The day came, bright and sunny. The tractor was already working its way around the field when I got the call from Field Owner. My excitement at finally seeing bales was "dampened" by the color of bales. It was a little sad to see what had been a glorious green field, packaged up into brown bales. The brown-ness was only on the top layer; as the hay was lifted into the baler, you could see green underneath. And I began to be more confident that the Hay Guy had done the right thing, letting it lay in place to dry.
Although Neighbor Rob was worried that it was still dampish...but his worries were for naught. Hay Guy's plan saved what could have been a complete debacle and earned my everlasting loyalty. (He later told the field owner that had I not called him all the time, he might have blown off the job altogether! Score one for tenacity.)

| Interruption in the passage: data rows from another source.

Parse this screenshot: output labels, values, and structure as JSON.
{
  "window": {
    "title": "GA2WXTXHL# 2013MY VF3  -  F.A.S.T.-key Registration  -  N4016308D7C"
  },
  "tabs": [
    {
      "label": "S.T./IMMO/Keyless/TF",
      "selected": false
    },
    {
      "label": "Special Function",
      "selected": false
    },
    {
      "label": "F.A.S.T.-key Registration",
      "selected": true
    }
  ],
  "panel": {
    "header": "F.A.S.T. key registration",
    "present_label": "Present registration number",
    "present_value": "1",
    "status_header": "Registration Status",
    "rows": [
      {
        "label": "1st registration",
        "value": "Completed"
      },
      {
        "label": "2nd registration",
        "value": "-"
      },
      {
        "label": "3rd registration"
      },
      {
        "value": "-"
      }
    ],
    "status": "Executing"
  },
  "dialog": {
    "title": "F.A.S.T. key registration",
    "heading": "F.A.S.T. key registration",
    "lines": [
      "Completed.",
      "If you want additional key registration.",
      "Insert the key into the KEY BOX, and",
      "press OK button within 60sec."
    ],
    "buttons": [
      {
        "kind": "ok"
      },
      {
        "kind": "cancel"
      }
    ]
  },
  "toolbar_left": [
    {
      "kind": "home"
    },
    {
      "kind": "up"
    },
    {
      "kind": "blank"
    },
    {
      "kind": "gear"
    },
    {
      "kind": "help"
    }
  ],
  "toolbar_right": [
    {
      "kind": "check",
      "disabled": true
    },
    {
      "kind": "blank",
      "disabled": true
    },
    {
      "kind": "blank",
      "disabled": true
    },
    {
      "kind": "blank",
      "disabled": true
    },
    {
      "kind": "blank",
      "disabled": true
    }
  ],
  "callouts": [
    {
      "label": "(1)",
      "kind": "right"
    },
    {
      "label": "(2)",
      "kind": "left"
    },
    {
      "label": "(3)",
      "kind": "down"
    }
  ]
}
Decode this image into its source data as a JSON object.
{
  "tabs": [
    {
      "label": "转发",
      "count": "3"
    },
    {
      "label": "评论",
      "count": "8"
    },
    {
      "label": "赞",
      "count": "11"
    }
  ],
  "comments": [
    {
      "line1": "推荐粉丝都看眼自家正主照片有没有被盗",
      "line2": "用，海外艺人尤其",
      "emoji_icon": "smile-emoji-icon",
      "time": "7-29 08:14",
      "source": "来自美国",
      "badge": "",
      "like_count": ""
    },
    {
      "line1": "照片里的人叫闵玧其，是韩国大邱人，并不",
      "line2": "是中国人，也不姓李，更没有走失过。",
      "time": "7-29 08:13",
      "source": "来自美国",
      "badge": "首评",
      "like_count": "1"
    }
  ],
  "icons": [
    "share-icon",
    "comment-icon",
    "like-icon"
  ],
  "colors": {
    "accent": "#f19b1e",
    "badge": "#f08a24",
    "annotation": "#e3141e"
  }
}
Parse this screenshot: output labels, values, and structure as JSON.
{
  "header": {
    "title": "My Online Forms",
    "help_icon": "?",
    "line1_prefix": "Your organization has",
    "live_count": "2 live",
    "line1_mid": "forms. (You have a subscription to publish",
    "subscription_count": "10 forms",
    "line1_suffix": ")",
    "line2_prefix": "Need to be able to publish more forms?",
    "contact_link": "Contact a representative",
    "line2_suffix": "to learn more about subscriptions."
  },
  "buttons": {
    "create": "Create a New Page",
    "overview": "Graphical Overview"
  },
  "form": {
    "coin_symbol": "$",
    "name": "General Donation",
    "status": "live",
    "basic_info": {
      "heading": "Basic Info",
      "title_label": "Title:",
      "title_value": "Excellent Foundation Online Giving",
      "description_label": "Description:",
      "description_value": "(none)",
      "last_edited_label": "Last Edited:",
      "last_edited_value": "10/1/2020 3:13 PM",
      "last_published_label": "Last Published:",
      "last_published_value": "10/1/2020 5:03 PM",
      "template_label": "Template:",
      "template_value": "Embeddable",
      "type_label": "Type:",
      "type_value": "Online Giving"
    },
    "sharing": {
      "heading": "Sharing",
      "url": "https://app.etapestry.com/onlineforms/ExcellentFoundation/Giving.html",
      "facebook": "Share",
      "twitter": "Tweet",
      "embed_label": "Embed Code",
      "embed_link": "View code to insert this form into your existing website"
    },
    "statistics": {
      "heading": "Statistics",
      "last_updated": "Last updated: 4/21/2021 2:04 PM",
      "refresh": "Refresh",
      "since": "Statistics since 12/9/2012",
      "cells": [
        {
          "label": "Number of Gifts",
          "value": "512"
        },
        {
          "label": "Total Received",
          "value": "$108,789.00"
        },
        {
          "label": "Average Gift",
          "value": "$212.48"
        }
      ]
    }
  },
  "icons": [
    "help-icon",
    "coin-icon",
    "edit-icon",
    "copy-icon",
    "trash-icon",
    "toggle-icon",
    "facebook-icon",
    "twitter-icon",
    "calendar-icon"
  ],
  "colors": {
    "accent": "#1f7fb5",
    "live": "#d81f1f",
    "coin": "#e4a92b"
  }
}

Neighbor Rob owns a couple of older hay wagons and we asked if we could hitch one onto the tractor/baler combo. Hay Guy didn't want to wait for us to get back with the wagon, but we assured him he could keep going.
At this point, Handyman was about 15 miles away putting in a window with my dad. I was feeling overly conscientious about having men putting up my hay, who had no vested interest in it, i.e. the gracious Field Owner who owns not one horse. He had already given me the field, for free. It was hay he could have made money on, but gave it to me as a thanks for driving his "punkins" to Awana last year. No big deal to me, at all.
And now there he was, putting up hay for the first time ever, while I'm burning up the cel phone to Handyman saying, "Are you comin?! Are you done yet?!" Now Handyman is not one to be budged, especially when a job is coming to its rightful completion. So we continued on.
I had offered some of the hay to another neighbor across the street from me, since they had graciously hauled Reno home two summers ago, for free. Reno, the free 24 year-old horse, had refused to get into the first trailer I "borrowed" and I had called them, on the verge of desperation, since they had a stock-type trailer, thinking he might consider that bigger. I was right. And I wanted to pay them back in some way.
So they came with their old tractor and wagon and kids on the back. It made for quite a little traveling party as we all circled the field. Field Owner was meeting new neighbors and experiencing what he'd missed in his cushy-suburban youth. Handyman did show up in time to pitch-in, and #1 got to drive our SUV pulling a trailer around the field. The highlight of her summer. She took her responsibility very seriously. And I was too busy to shoot even one picture! So bummed. It was such a pleasant afternoon.
At the end, there was 297 bales. Not bad for a 2+ acre field. We are so fortunate to have another neighbor with an elevator, free for the borrowing. But first Handyman headed over to Neighbor Rob's to help throw 95 bales up into his loft. The elevator doesn't fit there, as he has a lower slope and lower loft floor, so it was hand tossing, just to keep the old pecs in shape.
Then we loaded the elevator out of the neighbor's loft, hauled it home, set it up and Neighbor Rob's wife, Chris, my dad and I were on the receiving end of 75 more bales. It's always rewarding to labor, and it's so much more fun with friends.
My mom had made a big pot of spaghetti for everyone, but we were all in and separated by the end of the evening. Field Owner ate with us, at 9pm, but it wasn't quite the party I had envisioned.
Second cutting, here we come. In the Hay Maven's world, it ain't over yet!